Reconstruindo Histórias de Vida
A secretária de Desenvolvimento Social, Ana Paula Marra, sublinha que cada contratação representa uma trajetória única. “Quando falamos sobre a população em situação de rua, é comum ver as pessoas generalizando. No entanto, cada uma delas tem uma história distinta, muitas vezes marcada por rupturas familiares, problemas de saúde mental ou dependência química. É essencial que cada pessoa receba uma resposta específica”, afirma.
Ela acredita que a política de empregabilidade desempenha um papel crucial na reconstrução da autonomia. “A assistência social garante o mínimo para que a pessoa tenha dignidade e esperança. Contudo, a inclusão produtiva é o que realmente consolida esse processo. Não existe uma solução simples: oferecer uma vaga de emprego não é suficiente se a pessoa ainda não está preparada para assumir essa responsabilidade. É um trabalho integrado do GDF para que essa população consiga superar a extrema vulnerabilidade.”

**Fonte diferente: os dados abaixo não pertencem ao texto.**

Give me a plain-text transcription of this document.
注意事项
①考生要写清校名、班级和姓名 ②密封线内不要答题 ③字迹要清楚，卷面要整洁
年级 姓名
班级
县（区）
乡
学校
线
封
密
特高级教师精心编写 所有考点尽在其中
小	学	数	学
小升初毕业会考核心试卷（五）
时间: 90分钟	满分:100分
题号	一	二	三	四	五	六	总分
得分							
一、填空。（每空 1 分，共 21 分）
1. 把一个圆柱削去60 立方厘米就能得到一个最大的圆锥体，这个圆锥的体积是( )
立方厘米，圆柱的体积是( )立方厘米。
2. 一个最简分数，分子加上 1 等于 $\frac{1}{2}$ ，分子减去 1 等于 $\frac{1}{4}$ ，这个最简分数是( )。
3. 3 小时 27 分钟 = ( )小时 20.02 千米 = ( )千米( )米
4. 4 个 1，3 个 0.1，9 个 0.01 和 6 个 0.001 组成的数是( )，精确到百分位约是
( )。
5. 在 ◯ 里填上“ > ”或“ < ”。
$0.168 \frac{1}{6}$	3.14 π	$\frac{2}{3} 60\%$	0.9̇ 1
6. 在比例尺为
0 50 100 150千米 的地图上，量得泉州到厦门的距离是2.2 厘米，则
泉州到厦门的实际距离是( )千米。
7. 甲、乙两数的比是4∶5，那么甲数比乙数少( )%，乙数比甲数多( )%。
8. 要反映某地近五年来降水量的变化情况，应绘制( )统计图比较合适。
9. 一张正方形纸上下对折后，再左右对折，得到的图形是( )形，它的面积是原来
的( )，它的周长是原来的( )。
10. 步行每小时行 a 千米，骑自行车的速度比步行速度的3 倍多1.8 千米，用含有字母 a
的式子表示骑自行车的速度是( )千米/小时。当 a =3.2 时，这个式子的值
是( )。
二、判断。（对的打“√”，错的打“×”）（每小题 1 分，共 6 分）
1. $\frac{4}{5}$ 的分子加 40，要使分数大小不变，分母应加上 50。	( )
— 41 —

Ana Paula ainda ressalta que os cargos comissionados são apenas uma parte do conjunto de ferramentas disponíveis para atender essa população. “Havia uma legislação antiga que nunca foi aplicada. O governador assinou um decreto garantindo 2% das vagas em empresas contratadas e também nomes nas secretarias. Essas nomeações são feitas por pessoas que participam da formulação de políticas voltadas a essa população, transformando suas próprias vidas no processo.”
Os resultados já são visíveis. “Quando se olha para essas pessoas com respeito, quando se conhece seus nomes e suas histórias, isso muda tudo. É assim que conseguimos criar condições reais para que elas entrem no mercado de trabalho e reconstruam o que perderam”, conclui a titular da Sedes-DF.

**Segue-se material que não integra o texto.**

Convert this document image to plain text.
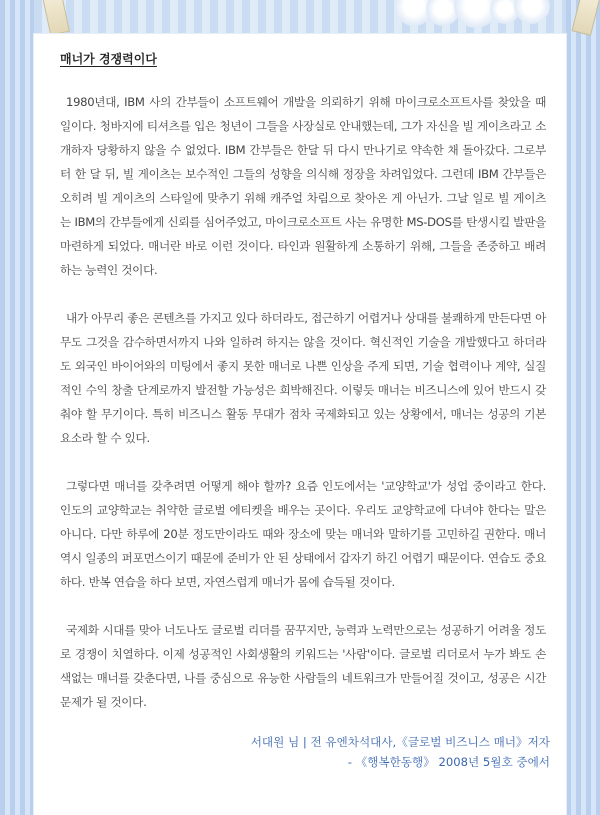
매너가 경쟁력이다

1980년대, IBM 사의 간부들이 소프트웨어 개발을 의뢰하기 위해 마이크로소프트사를 찾았을 때 일이다. 청바지에 티셔츠를 입은 청년이 그들을 사장실로 안내했는데, 그가 자신을 빌 게이츠라고 소개하자 당황하지 않을 수 없었다. IBM 간부들은 한달 뒤 다시 만나기로 약속한 채 돌아갔다. 그로부터 한 달 뒤, 빌 게이츠는 보수적인 그들의 성향을 의식해 정장을 차려입었다. 그런데 IBM 간부들은 오히려 빌 게이츠의 스타일에 맞추기 위해 캐주얼 차림으로 찾아온 게 아닌가. 그날 일로 빌 게이츠는 IBM의 간부들에게 신뢰를 심어주었고, 마이크로소프트 사는 유명한 MS-DOS를 탄생시킬 발판을 마련하게 되었다. 매너란 바로 이런 것이다. 타인과 원활하게 소통하기 위해, 그들을 존중하고 배려하는 능력인 것이다.

내가 아무리 좋은 콘텐츠를 가지고 있다 하더라도, 접근하기 어렵거나 상대를 불쾌하게 만든다면 아무도 그것을 감수하면서까지 나와 일하려 하지는 않을 것이다. 혁신적인 기술을 개발했다고 하더라도 외국인 바이어와의 미팅에서 좋지 못한 매너로 나쁜 인상을 주게 되면, 기술 협력이나 계약, 실질적인 수익 창출 단계로까지 발전할 가능성은 희박해진다. 이렇듯 매너는 비즈니스에 있어 반드시 갖춰야 할 무기이다. 특히 비즈니스 활동 무대가 점차 국제화되고 있는 상황에서, 매너는 성공의 기본 요소라 할 수 있다.

그렇다면 매너를 갖추려면 어떻게 해야 할까? 요즘 인도에서는 '교양학교'가 성업 중이라고 한다. 인도의 교양학교는 취약한 글로벌 에티켓을 배우는 곳이다. 우리도 교양학교에 다녀야 한다는 말은 아니다. 다만 하루에 20분 정도만이라도 때와 장소에 맞는 매너와 말하기를 고민하길 권한다. 매너 역시 일종의 퍼포먼스이기 때문에 준비가 안 된 상태에서 갑자기 하긴 어렵기 때문이다. 연습도 중요하다. 반복 연습을 하다 보면, 자연스럽게 매너가 몸에 습득될 것이다.

국제화 시대를 맞아 너도나도 글로벌 리더를 꿈꾸지만, 능력과 노력만으로는 성공하기 어려울 정도로 경쟁이 치열하다. 이제 성공적인 사회생활의 키워드는 '사람'이다. 글로벌 리더로서 누가 봐도 손색없는 매너를 갖춘다면, 나를 중심으로 유능한 사람들의 네트워크가 만들어질 것이고, 성공은 시간 문제가 될 것이다.

서대원 님 | 전 유엔차석대사,《글로벌 비즈니스 매너》저자
- 《행복한동행》 2008년 5월호 중에서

Histórias de Sucesso na Reintegração
Três trajetórias exemplares de trabalhadores atualmente empregados na Secretaria de Justiça e Cidadania (Sejus-DF) refletem o impacto dessa política. Gilvandro de Araújo Soares, por exemplo, é assessor técnico na Sejus-DF e viveu três anos em um abrigo público após perder o emprego durante a pandemia. Ele participou das conferências que precederam o projeto e foi um dos primeiros a ser nomeado. “Com meu primeiro salário, consegui alugar um apartamento. Estou morando lá até hoje”, conta.

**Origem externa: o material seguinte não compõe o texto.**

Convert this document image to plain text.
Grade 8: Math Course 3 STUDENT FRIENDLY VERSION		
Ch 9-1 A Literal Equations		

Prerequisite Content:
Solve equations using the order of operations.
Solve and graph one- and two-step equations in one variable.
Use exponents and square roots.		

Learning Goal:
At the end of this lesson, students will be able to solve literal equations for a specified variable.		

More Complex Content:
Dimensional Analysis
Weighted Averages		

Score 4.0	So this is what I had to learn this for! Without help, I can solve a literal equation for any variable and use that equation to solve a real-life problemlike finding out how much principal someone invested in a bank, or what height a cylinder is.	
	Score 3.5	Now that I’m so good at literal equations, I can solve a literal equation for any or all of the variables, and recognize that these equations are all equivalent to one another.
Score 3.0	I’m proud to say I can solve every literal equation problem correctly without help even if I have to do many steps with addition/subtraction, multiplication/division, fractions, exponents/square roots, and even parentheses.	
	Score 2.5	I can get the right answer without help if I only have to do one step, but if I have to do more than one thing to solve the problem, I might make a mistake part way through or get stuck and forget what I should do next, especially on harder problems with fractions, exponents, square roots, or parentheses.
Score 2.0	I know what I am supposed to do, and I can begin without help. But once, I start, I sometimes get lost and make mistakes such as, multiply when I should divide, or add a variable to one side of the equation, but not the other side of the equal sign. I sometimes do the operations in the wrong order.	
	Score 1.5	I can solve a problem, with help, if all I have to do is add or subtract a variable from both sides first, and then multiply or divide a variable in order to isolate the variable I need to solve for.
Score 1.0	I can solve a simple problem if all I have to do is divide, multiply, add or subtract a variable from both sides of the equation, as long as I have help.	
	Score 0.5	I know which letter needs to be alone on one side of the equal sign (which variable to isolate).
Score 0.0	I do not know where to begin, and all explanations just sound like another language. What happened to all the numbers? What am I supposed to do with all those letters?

Josiris Lacerda, um profissional de tecnologia que passou o ano de 2024 nas ruas, também compartilhou sua transformação. “Fui atendido pelo Centro Pop, conheci o RenovaDF e minha vida mudou completamente. Hoje moro em Taguatinga Norte e tenho um futuro à minha frente.” Ele relembra a dificuldade de viver em invisibilidade: “As pessoas simplesmente passam, e você deixa de existir.” Após três meses de curso, ele conseguiu um emprego. “O RenovaDF realmente renova a vida da gente.”
Aroldo Pereira dos Santos enfrentou desafios por usar tornozeleira eletrônica, mas não desistiu. Ele se inscreveu no RenovaDF e voltou a estudar. “Antes eu não tinha perspectiva. Agora tenho planos, estudo e trabalho”, afirma, resumindo sua trajetória: “Passei fome, frio e dor. Agora posso escolher o que vou comer e levar meus filhos e netos para passear.”
Um Futuro em Construção
As nomeações realizadas pelo GDF se integraram a um conjunto mais amplo de políticas, incluindo o RenovaDF, restaurantes comunitários que oferecem refeições gratuitas para pessoas em situação de rua, o Hotel Social, passagens interestaduais para reintegração familiar e ampliação do atendimento especializado. Ana Paula reafirma que a continuidade dessas ações é fundamental: “A população em situação de rua está crescendo, mas a cidade de Brasília também oferece muitas oportunidades. O GDF deve seguir expandindo essa rede. Cada pessoa tem uma história e precisa de respostas diferentes. É isso que estamos buscando construir.”